CrashCourse concussion education is available free to the public through the USA Rugby website, as well as to USA Rugby members through the USA Rugby Learning Center.

 

• Researchers in New Zealand have found that “women tend to experience more long-term negative impacts from mild concussions than men,” according to MedicalXpress.com. A team comprised of representatives from the University of Waikato, Auckland University of Technology and the University of Auckland analyzed individuals who suffered one or more concussions in 2010 and 2011.

 

“They found 1,298 people who had experienced a mild [traumatic brain injury], of which just 346 had completed a survey regarding their symptoms and 151 of those who had completed a follow-up survey eight years later,” MedicalXpress.com reports. “In looking at the data, the researchers found that approximately one-third of those who had completed the second survey reported experiencing negative associated symptoms eight years later.

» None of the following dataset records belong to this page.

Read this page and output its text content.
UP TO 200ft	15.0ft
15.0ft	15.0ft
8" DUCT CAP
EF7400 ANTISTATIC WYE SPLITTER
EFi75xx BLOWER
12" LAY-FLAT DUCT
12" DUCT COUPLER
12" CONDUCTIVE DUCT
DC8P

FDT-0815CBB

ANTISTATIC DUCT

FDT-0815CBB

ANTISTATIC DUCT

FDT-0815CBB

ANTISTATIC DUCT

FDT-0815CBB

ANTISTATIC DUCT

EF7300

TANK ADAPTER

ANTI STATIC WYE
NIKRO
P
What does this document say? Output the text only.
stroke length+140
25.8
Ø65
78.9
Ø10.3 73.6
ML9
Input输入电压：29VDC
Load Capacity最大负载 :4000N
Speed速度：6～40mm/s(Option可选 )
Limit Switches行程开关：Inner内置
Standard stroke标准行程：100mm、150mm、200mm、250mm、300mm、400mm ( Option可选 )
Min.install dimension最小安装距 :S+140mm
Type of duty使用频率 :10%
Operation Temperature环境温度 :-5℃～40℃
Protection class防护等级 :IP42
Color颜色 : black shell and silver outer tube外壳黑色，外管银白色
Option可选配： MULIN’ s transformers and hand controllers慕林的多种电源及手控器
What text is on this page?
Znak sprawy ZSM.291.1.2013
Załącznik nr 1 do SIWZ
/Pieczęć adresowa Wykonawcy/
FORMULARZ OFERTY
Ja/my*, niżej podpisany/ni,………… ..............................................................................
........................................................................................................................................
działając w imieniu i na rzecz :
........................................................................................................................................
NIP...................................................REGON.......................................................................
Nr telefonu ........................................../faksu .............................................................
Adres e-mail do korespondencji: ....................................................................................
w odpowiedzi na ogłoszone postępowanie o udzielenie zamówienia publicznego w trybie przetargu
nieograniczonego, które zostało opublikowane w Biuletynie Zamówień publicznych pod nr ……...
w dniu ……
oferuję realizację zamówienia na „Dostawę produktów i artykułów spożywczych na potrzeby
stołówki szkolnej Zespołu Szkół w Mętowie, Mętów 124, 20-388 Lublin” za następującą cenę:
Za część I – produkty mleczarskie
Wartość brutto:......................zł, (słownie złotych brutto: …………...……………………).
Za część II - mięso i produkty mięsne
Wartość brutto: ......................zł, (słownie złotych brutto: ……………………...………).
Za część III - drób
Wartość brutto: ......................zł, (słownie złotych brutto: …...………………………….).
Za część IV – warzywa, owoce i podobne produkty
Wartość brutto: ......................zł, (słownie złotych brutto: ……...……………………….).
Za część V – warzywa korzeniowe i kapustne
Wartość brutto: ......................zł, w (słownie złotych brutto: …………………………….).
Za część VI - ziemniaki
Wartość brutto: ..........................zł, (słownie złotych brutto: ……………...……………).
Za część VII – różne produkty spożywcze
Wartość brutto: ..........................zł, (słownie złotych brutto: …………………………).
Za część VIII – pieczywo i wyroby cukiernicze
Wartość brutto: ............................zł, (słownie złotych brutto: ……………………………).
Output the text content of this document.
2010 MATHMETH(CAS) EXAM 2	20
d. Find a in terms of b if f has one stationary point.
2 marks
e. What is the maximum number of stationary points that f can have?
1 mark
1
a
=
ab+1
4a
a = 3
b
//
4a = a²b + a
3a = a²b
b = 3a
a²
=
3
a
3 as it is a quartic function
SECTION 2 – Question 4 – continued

They also found something unexpected; women seemed to fare worse than men. Women with mild TBI events were twice as likely to experience PTSD or other health problems that they believed were related to their concussion, than were men. They also found that women who had experienced more than one TBI event were more adversely impacted than were men who had multiple events or women who had experienced only one event.”

 

The research was published on the open-access site PLOS-ONE.

 

A Rutgers University study raises questions about the widely used Sport Concussion Assessment Tool (SCAT). SCAT is a questionnaire used by medical professionals that accompanies other methods to diagnose concussions sustained during athletic play. Researchers, who presented their findings at the American Physiological Society’s annual meeting in April, suggest that SCAT might be overestimating the condition and wrongly identifying such symptoms as fatigue and neck pain caused from intense exercise — and not a brain injury.

 

“While players with a head impact may report more symptoms generally, we have to be cautious in using all symptoms on the assessment since some are common after intense exercise even when there was no head impact,” the study’s first author, Stephanie Iring, a doctoral candidate in the laboratory of Jorge Serrador, an associate professor at Rutgers New Jersey Medical School and at Rutgers School of Health Professions, said in a statement.

 

In previous studies involving SCAT, researchers compared symptoms in athletes who experienced a blow to the head with people who had been at rest. For the new study, researchers compared SCAT scores in rugby players who had sustained a blow to the head with teammates who had just played an intense rugby match but did not have a head impact. They assessed 209 players — 80 of whom had experienced a head impact and 129 who had not. 

 

Compared with those who did not suffer a head injury, those who did have a head injury had significantly more symptoms on the SCAT assessment, reporting 26 symptoms on average. Non-injured players reported about nine symptoms. However, many players without a head injury had symptoms similar to those reported by head-injured players, including fatigue and neck pain.

 

“Our data shows that exertion during a match increased the number and severity of self-reported symptoms in control players even though they had not experienced a head impact,” Iring said. “This could lead to difficulty differentiating these players from those that had experienced a head impact when using on-field assessments.”